Record du marathon vs record de l’UTMB : deux mondes, deux chronos
On pourrait croire qu’un record est un record, quel que soit le terrain. Mais comparer un record sur marathon à un record sur l’UTMB, c’est comme comparer un 100 mètres en ligne droite à un parcours d’obstacles en montagne. Pourtant, les deux disciplines partagent une obsession commune : aller toujours plus vite, et repousser les limites du corps humain.
Les chiffres : 2h00 en marathon vs 19h37 pour le record de l’UTMB
Le record officiel du marathon est actuellement de 2h00min35s, établi par Kelvin Kiptum lors du marathon de Chicago en 2023. À l’inverse, le record de l’UTMB est détenu depuis 2024 par Jim Walmsley, en 19h37. Des écarts qui donnent le vertige, mais qu’il faut replacer dans leur contexte.
Une différence de terrain radicale
- Marathon : 42,195 km sur route plate ou légèrement descendante, avec un bitume optimisé pour la vitesse.
- UTMB : environ 171 km, 10 000 m de D+, sentiers alpins, cols à plus de 2 500 m, boue, neige, rochers, gestion de la nuit.
Le marathon est une discipline d’efficience pure. L’UTMB, lui, est un test de résistance prolongée, de stratégie et d’adaptation. L’un dure deux heures. L’autre, presque vingt.
Si l’on cherche à comparer objectivement, un marathonien d’élite court à environ 21 km/h (2h00), soit 2’50/km. Jim Walmsley, lui, a parcouru l’UTMB 2024 à une allure moyenne de 8,7 km/h, soit 6’50/km.
Mais ce n’est qu’une partie de l’équation. En trail, on estime qu’un 100 m de D+ équivaut à 1 km plat. Appliquée à l’UTMB, cette conversion donne un « équivalent plat » de 271 km. Ce qui ramène la vitesse réelle à environ 7 km/h — soit une allure plus de deux fois plus lente que celle d’un marathonien, malgré un niveau d’élite comparable.
La montagne impose ses règles : météo instable, altitude, autonomie, gestion mentale. Ce n’est pas qu’une course contre le chrono. C’est une course contre l’environnement lui-même.
Quelle marge de progression ?
Le marathon approche sans doute de ses limites. En 25 ans, les gains ont été marginaux, portés par l’optimisation extrême du matériel, de l’entraînement, et de la nutrition.

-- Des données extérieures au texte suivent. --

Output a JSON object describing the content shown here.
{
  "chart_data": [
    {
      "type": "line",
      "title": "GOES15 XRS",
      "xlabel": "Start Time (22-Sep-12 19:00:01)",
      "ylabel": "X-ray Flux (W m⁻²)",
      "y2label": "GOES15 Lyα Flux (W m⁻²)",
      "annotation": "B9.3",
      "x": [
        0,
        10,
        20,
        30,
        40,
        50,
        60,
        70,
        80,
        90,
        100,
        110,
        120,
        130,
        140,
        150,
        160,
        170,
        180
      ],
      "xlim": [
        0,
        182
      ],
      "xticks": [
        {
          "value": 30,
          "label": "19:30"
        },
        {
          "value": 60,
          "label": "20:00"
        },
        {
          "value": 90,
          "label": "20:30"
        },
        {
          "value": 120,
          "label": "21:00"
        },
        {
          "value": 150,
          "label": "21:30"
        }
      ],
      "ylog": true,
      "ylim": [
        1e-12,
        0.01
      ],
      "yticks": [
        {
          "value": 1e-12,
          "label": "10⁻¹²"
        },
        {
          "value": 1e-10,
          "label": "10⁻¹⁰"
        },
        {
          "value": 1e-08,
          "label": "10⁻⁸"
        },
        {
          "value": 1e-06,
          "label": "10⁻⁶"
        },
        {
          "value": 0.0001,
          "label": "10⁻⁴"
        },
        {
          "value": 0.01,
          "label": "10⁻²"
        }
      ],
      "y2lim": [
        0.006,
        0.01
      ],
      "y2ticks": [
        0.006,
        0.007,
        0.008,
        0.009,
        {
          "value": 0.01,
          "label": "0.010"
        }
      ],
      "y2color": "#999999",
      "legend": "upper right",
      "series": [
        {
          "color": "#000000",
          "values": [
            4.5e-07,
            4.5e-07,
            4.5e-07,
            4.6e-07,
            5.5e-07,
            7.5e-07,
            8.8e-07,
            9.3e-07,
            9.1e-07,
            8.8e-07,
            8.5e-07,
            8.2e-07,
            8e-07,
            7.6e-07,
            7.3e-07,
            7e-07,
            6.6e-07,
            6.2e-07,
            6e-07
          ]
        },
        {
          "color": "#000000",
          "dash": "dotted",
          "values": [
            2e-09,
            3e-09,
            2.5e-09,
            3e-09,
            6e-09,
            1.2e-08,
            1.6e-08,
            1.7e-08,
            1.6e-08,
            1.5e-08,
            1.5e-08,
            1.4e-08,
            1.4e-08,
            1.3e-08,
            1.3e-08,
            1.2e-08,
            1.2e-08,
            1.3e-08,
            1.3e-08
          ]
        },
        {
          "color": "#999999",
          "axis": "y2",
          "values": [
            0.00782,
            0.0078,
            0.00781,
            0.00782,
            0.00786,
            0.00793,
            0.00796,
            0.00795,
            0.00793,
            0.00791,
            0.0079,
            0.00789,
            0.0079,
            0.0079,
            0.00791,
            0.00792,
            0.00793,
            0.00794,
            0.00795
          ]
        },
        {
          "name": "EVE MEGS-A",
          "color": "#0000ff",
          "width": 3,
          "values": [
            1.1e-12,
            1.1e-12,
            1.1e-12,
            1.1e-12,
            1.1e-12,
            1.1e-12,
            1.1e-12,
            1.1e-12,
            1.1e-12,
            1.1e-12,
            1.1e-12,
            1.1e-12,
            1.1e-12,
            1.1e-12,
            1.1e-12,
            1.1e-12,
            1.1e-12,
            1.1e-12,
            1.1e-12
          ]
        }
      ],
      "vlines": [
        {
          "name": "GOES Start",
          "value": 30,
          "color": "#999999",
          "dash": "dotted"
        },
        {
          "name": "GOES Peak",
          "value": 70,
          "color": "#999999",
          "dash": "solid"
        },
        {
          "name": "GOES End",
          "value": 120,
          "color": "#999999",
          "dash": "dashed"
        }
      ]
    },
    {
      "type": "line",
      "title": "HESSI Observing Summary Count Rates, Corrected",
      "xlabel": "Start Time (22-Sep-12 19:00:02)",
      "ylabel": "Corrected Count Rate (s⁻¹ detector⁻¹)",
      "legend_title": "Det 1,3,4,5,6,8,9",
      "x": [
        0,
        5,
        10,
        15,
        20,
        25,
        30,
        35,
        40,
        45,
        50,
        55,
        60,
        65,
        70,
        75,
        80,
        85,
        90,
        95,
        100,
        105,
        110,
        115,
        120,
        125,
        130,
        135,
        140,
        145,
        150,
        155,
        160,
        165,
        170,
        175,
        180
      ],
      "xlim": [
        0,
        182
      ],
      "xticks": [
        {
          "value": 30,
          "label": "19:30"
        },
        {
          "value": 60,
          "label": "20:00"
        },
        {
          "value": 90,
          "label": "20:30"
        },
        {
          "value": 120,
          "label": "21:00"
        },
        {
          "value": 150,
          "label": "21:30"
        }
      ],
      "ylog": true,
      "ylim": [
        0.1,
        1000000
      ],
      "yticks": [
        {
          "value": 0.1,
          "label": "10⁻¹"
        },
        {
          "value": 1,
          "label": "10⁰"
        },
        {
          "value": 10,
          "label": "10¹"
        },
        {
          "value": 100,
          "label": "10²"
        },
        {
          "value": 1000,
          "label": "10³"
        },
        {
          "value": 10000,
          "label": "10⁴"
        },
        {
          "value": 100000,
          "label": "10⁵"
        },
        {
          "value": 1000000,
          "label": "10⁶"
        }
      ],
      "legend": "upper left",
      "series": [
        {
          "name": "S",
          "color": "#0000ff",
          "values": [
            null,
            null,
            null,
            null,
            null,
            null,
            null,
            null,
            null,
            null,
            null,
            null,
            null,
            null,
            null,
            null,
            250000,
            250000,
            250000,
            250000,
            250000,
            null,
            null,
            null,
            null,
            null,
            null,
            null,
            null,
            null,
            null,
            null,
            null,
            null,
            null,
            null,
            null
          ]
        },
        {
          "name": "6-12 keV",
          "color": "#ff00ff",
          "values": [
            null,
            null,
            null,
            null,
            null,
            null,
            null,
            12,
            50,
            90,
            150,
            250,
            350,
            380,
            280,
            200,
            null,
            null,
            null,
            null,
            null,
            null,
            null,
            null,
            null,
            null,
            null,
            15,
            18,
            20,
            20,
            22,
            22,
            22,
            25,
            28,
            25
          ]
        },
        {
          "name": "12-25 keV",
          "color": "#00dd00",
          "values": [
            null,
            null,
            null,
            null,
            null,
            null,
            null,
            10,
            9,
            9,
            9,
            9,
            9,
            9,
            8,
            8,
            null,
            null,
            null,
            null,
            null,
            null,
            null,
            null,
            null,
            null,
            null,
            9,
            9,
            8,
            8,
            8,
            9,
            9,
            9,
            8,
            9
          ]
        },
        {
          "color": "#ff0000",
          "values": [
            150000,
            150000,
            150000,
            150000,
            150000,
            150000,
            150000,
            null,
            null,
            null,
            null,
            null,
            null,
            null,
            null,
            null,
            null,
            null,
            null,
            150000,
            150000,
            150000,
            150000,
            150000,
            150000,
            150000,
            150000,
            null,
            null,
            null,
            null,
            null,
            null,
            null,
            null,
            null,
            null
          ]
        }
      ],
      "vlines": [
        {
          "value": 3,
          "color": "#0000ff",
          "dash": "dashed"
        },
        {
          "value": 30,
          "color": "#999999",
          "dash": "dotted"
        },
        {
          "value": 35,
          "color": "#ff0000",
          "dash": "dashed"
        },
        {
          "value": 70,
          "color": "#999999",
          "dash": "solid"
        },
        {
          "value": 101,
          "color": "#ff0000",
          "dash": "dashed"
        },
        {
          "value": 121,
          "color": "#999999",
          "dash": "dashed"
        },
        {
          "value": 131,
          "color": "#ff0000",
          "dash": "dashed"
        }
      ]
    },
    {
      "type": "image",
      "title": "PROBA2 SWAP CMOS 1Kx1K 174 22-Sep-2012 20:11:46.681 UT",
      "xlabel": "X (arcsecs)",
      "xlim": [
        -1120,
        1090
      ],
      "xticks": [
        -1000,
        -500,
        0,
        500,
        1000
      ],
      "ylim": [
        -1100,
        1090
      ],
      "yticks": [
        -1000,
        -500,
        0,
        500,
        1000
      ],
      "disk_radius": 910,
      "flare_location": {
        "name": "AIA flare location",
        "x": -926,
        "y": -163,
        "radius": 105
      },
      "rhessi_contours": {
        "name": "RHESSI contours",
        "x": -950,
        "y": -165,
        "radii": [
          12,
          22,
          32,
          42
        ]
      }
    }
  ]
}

Pour l’UTMB, la marge reste importante. Le record de 19h37 est récent, mais déjà Vincent Bouillard prédit un passage sous les 19 heures, voire sous les 18.
Le matériel s’améliore, les profils s’affûtent, la densité du peloton élite augmente chaque année… Mais ce n’est pas tout. La nutrition évolue aussi rapidement. Des approches comme celle de David Roche promeuvent une consommation élevée de glucides — jusqu’à 120 à 150 g par heure — associée à un entraînement du système digestif, pour repousser la fatigue et maintenir des allures élevées même après 10 ou 15 heures d’effort.
Ce basculement vers la performance pose néanmoins question. Le trail, longtemps épargné par les soupçons, est désormais confronté aux mêmes enjeux que les autres sports d’endurance. Le circuit UTMB World Series a renforcé ses protocoles de lutte anti-dopage via l’ITA et le Code WADA. Mais les cas récents — comme celui de Stian Angermund ou celui, plus ancien, de Gonzalo Calisto (contrôlé positif à l’EPO à l’UTMB 2015) — rappellent que l’éthique du sport ne va pas de soi. Vigilance et transparence restent essentielles.
Deux records, deux révolutions
Quand Kipchoge a franchi la barrière des deux heures (dans des conditions non homologuées), il a changé l’histoire de la course à pied. Un jour, un traileur franchira la ligne d’arrivée à Chamonix en moins de 19 heures. Et lui aussi marquera l’histoire du sport.